What deters the U.S. from abandoning South Korea? The biggest deterrence is the mutual defense treaty. However, deterrence will be strengthened further if other U.S. allies advocate for South Korea's security. At NATO Summit, President Yoon declared, "Security in the Atlantic and the Pacific Ocean can never be separated," in an appeal for NATO's support for security deterrence against North Korea's provocations. In the past, South Korea had little strategic value to Europe. Today, by expanding arms export to Europe and committing to Ukraine's post-war reconstruction, the South Korean government has been demonstrating its strategic value to NATO member states.
Concerning Korea-Japan relations, I recall an observation made by one U.S. policy expert. "If Korea proposes a policy, the U.S. might listen. If Japan proposes a policy, the U.S. might listen. But when Korea and Japan propose a policy together, the U.S. will definitely listen." Even if the trilateral alliance is still premature, South Korea's security interest lies in ensuring that the ROK-U.S. and Japan-U.S. alliances do not undercut each other's effectiveness but rather perform complementary roles to ensure the "entire wheel" of the U.S. regional alliance rolls smoothly.

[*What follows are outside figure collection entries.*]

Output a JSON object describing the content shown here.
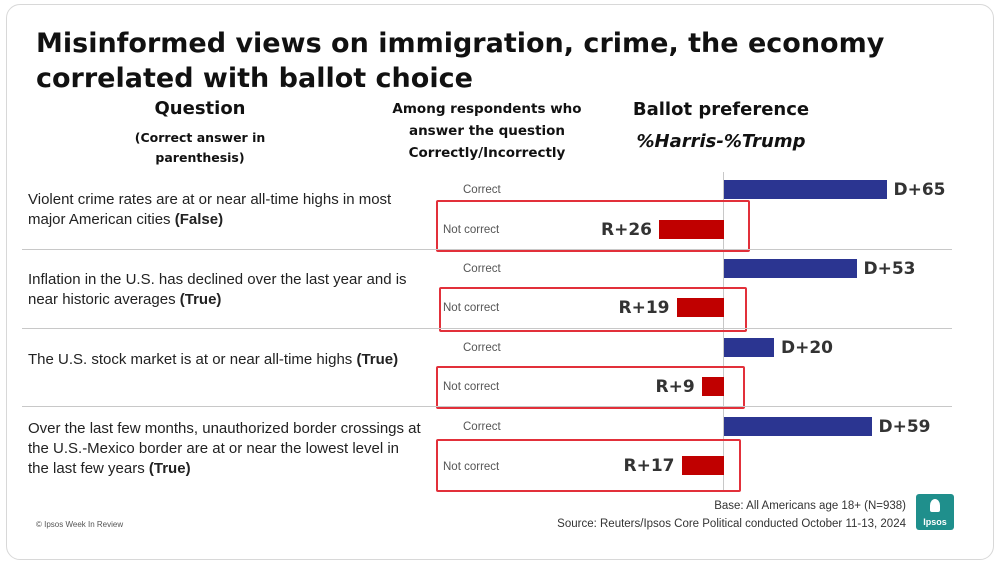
{
  "title": "Misinformed views on immigration, crime, the economy correlated with ballot choice",
  "headers": {
    "question": "Question",
    "question_sub": "(Correct answer in parenthesis)",
    "among": "Among respondents who answer the question Correctly/Incorrectly",
    "ballot": "Ballot preference",
    "pct": "%Harris-%Trump"
  },
  "rows": [
    {
      "question": "Violent crime rates are at or near all-time highs in most major American cities",
      "answer": "(False)",
      "correct_label": "Correct",
      "incorrect_label": "Not correct",
      "correct_value_label": "D+65",
      "incorrect_value_label": "R+26"
    },
    {
      "question": "Inflation in the U.S. has declined over the last year and is near historic averages",
      "answer": "(True)",
      "correct_label": "Correct",
      "incorrect_label": "Not correct",
      "correct_value_label": "D+53",
      "incorrect_value_label": "R+19"
    },
    {
      "question": "The U.S. stock market is at or near all-time highs",
      "answer": "(True)",
      "correct_label": "Correct",
      "incorrect_label": "Not correct",
      "correct_value_label": "D+20",
      "incorrect_value_label": "R+9"
    },
    {
      "question": "Over the last few months, unauthorized border crossings at the U.S.-Mexico border are at or near the lowest level in the last few years",
      "answer": "(True)",
      "correct_label": "Correct",
      "incorrect_label": "Not correct",
      "correct_value_label": "D+59",
      "incorrect_value_label": "R+17"
    }
  ],
  "footer": {
    "base": "Base: All Americans age 18+ (N=938)",
    "source": "Source: Reuters/Ipsos Core Political conducted October 11-13, 2024",
    "copyright": "© Ipsos Week In Review",
    "logo": "Ipsos"
  },
  "colors": {
    "harris": "#2b3591",
    "trump": "#c00000",
    "highlight": "#e2303a"
  },
  "chart_data": {
    "type": "bar",
    "orientation": "horizontal",
    "categories": [
      "Violent crime rates are at or near all-time highs in most major American cities (False)",
      "Inflation in the U.S. has declined over the last year and is near historic averages (True)",
      "The U.S. stock market is at or near all-time highs (True)",
      "Over the last few months, unauthorized border crossings at the U.S.-Mexico border are at or near the lowest level in the last few years (True)"
    ],
    "series": [
      {
        "name": "Correct",
        "values": [
          65,
          53,
          20,
          59
        ]
      },
      {
        "name": "Not correct",
        "values": [
          -26,
          -19,
          -9,
          -17
        ]
      }
    ],
    "title": "Misinformed views on immigration, crime, the economy correlated with ballot choice",
    "xlabel": "%Harris-%Trump",
    "ylabel": "",
    "xlim": [
      -30,
      70
    ]
  }
}
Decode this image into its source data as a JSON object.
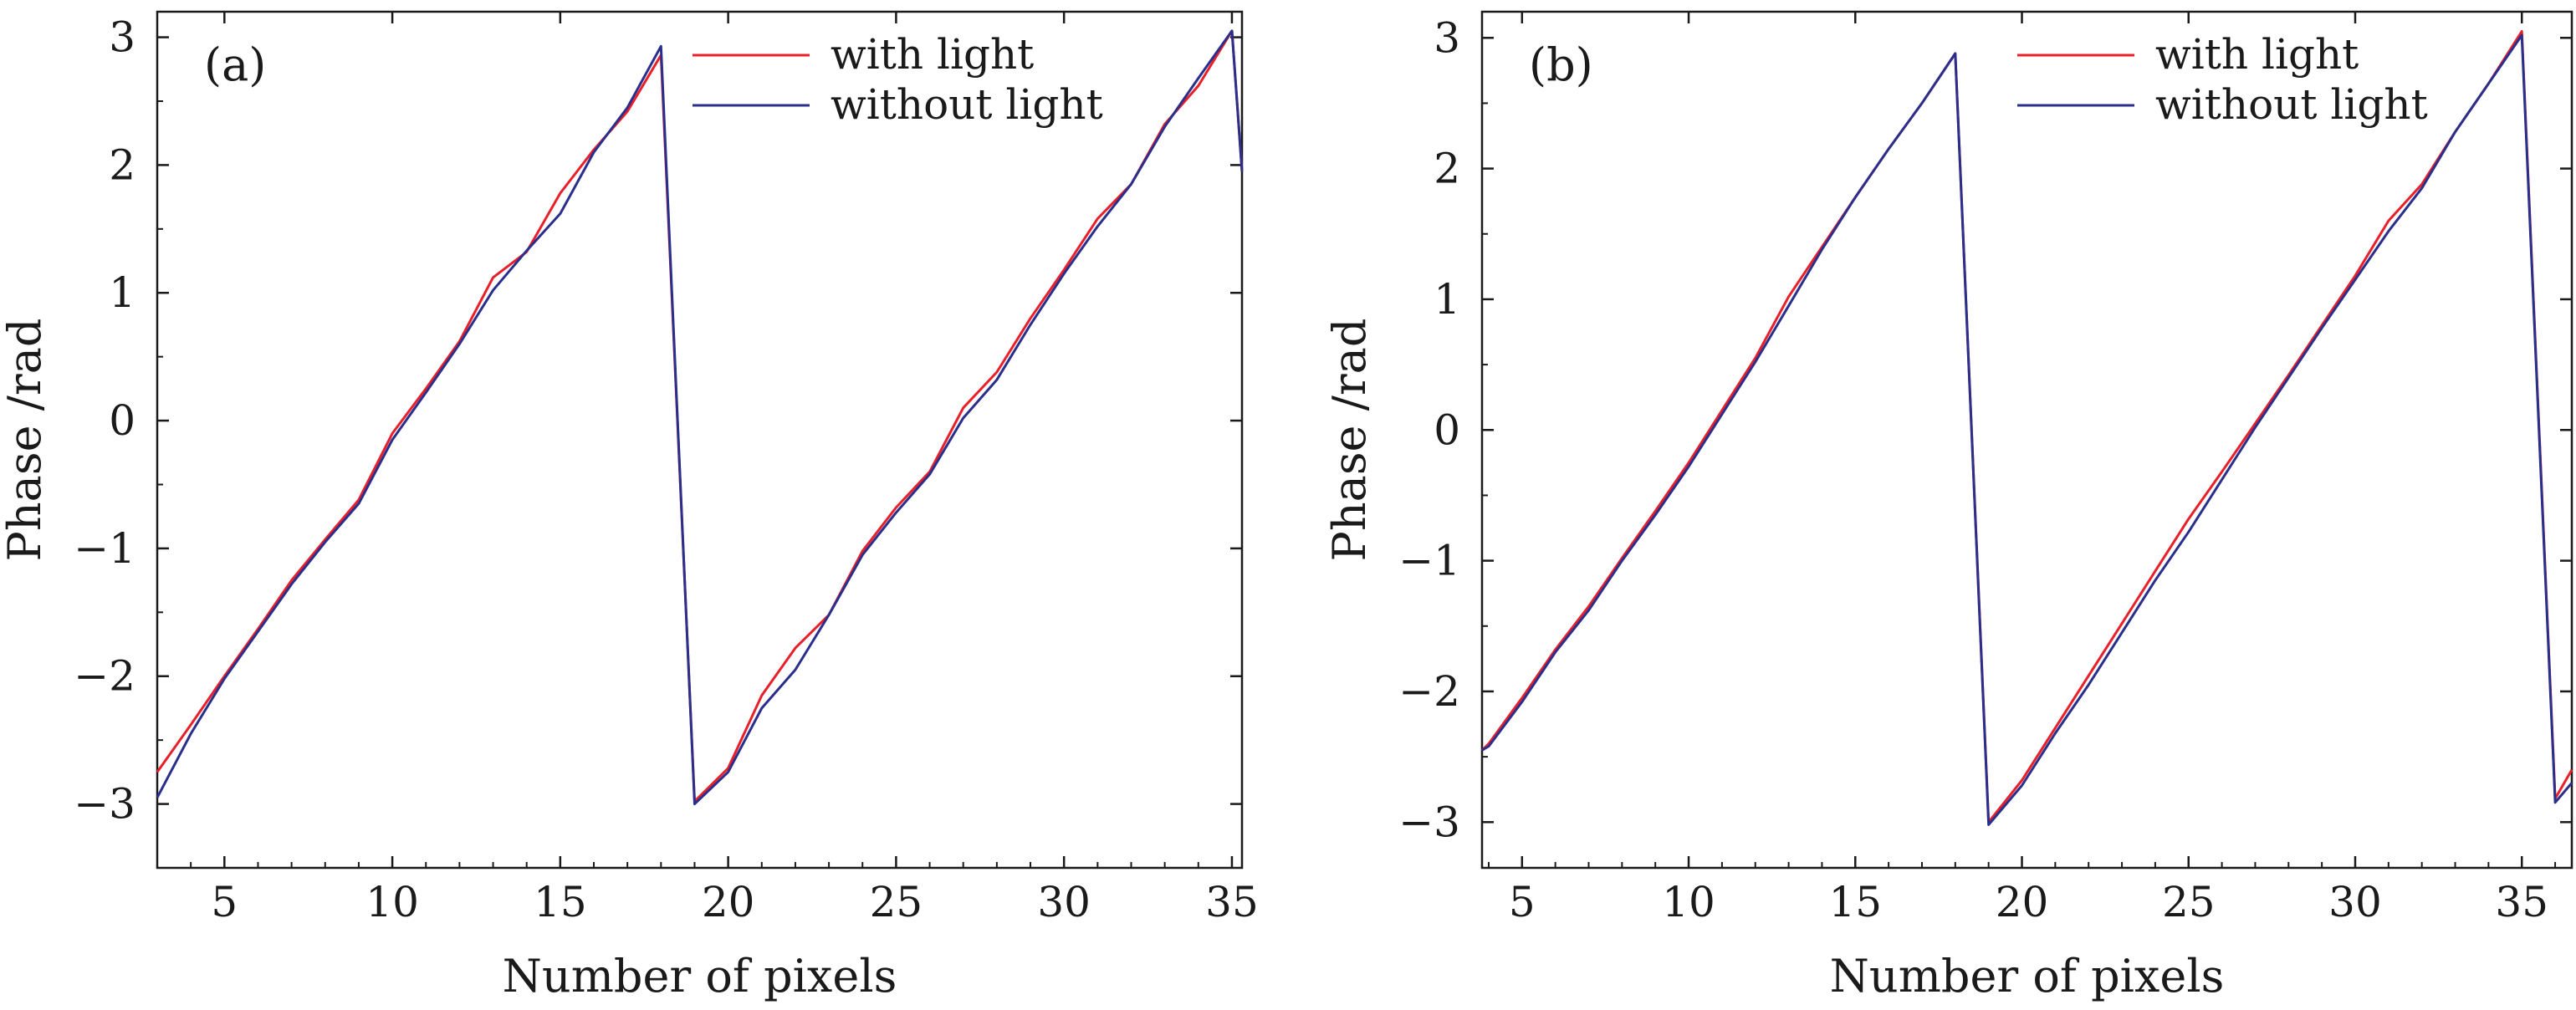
{
  "chart_data": [
    {
      "type": "line",
      "panel_label": "(a)",
      "xlabel": "Number of pixels",
      "ylabel": "Phase /rad",
      "xlim": [
        3,
        35.3
      ],
      "ylim": [
        -3.5,
        3.2
      ],
      "xticks": [
        5,
        10,
        15,
        20,
        25,
        30,
        35
      ],
      "xtick_labels": [
        "5",
        "10",
        "15",
        "20",
        "25",
        "30",
        "35"
      ],
      "yticks": [
        -3,
        -2,
        -1,
        0,
        1,
        2,
        3
      ],
      "ytick_labels": [
        "−3",
        "−2",
        "−1",
        "0",
        "1",
        "2",
        "3"
      ],
      "grid": false,
      "legend_position": "top-right",
      "series": [
        {
          "name": "with light",
          "color": "#e8202a",
          "x": [
            3,
            4,
            5,
            6,
            7,
            8,
            9,
            10,
            11,
            12,
            13,
            14,
            15,
            16,
            17,
            18,
            19,
            20,
            21,
            22,
            23,
            24,
            25,
            26,
            27,
            28,
            29,
            30,
            31,
            32,
            33,
            34,
            35,
            35.3
          ],
          "y": [
            -2.75,
            -2.38,
            -2.0,
            -1.63,
            -1.25,
            -0.93,
            -0.62,
            -0.1,
            0.25,
            0.62,
            1.12,
            1.32,
            1.78,
            2.12,
            2.42,
            2.86,
            -2.98,
            -2.72,
            -2.15,
            -1.78,
            -1.52,
            -1.02,
            -0.68,
            -0.4,
            0.1,
            0.38,
            0.8,
            1.18,
            1.58,
            1.85,
            2.32,
            2.62,
            3.05,
            1.95
          ]
        },
        {
          "name": "without light",
          "color": "#2a2f8c",
          "x": [
            3,
            4,
            5,
            6,
            7,
            8,
            9,
            10,
            11,
            12,
            13,
            14,
            15,
            16,
            17,
            18,
            19,
            20,
            21,
            22,
            23,
            24,
            25,
            26,
            27,
            28,
            29,
            30,
            31,
            32,
            33,
            34,
            35,
            35.3
          ],
          "y": [
            -2.95,
            -2.45,
            -2.02,
            -1.65,
            -1.28,
            -0.95,
            -0.65,
            -0.15,
            0.22,
            0.6,
            1.02,
            1.33,
            1.62,
            2.1,
            2.45,
            2.93,
            -3.0,
            -2.75,
            -2.25,
            -1.95,
            -1.52,
            -1.05,
            -0.72,
            -0.42,
            0.02,
            0.32,
            0.75,
            1.15,
            1.52,
            1.85,
            2.3,
            2.68,
            3.05,
            1.95
          ]
        }
      ]
    },
    {
      "type": "line",
      "panel_label": "(b)",
      "xlabel": "Number of pixels",
      "ylabel": "Phase /rad",
      "xlim": [
        3.8,
        36.5
      ],
      "ylim": [
        -3.35,
        3.2
      ],
      "xticks": [
        5,
        10,
        15,
        20,
        25,
        30,
        35
      ],
      "xtick_labels": [
        "5",
        "10",
        "15",
        "20",
        "25",
        "30",
        "35"
      ],
      "yticks": [
        -3,
        -2,
        -1,
        0,
        1,
        2,
        3
      ],
      "ytick_labels": [
        "−3",
        "−2",
        "−1",
        "0",
        "1",
        "2",
        "3"
      ],
      "grid": false,
      "legend_position": "top-right",
      "series": [
        {
          "name": "with light",
          "color": "#e8202a",
          "x": [
            3.8,
            4,
            5,
            6,
            7,
            8,
            9,
            10,
            11,
            12,
            13,
            14,
            15,
            16,
            17,
            18,
            19,
            20,
            21,
            22,
            23,
            24,
            25,
            26,
            27,
            28,
            29,
            30,
            31,
            32,
            33,
            34,
            35,
            36,
            36.5
          ],
          "y": [
            -2.45,
            -2.4,
            -2.05,
            -1.68,
            -1.35,
            -0.98,
            -0.62,
            -0.25,
            0.15,
            0.55,
            1.02,
            1.4,
            1.78,
            2.15,
            2.5,
            2.88,
            -3.0,
            -2.68,
            -2.28,
            -1.88,
            -1.48,
            -1.08,
            -0.68,
            -0.32,
            0.05,
            0.42,
            0.8,
            1.18,
            1.6,
            1.88,
            2.28,
            2.65,
            3.05,
            -2.82,
            -2.6
          ]
        },
        {
          "name": "without light",
          "color": "#2a2f8c",
          "x": [
            3.8,
            4,
            5,
            6,
            7,
            8,
            9,
            10,
            11,
            12,
            13,
            14,
            15,
            16,
            17,
            18,
            19,
            20,
            21,
            22,
            23,
            24,
            25,
            26,
            27,
            28,
            29,
            30,
            31,
            32,
            33,
            34,
            35,
            36,
            36.5
          ],
          "y": [
            -2.45,
            -2.42,
            -2.08,
            -1.7,
            -1.38,
            -1.0,
            -0.65,
            -0.28,
            0.12,
            0.52,
            0.95,
            1.38,
            1.78,
            2.15,
            2.5,
            2.88,
            -3.02,
            -2.72,
            -2.32,
            -1.95,
            -1.55,
            -1.15,
            -0.78,
            -0.38,
            0.02,
            0.4,
            0.78,
            1.15,
            1.52,
            1.85,
            2.28,
            2.65,
            3.02,
            -2.85,
            -2.7
          ]
        }
      ]
    }
  ]
}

Seventy years ago, the ROK-U.S. alliance was likely the only realistic guarantee for South Korea's security. Today, the bilateral alliance is still the best security guarantee for South Korea. While celebrating the 70th anniversary of the alliance, South Korea should reinforce the "hub & spoke" security pact through collaboration with other "spokes" in the U.S. alliance. In the past, such a proposal might have been unrealistic for war-torn South Korea. Today's South Korea, however, has a greater capacity to combine the bilateral and multilateral components of its security framework to ensure that the ROK-U.S. alliance continues to "go together" favorably toward South Korea's security interest.
Lee Jong-eun, Ph.D., is assistant professor of political science at North Greenville University.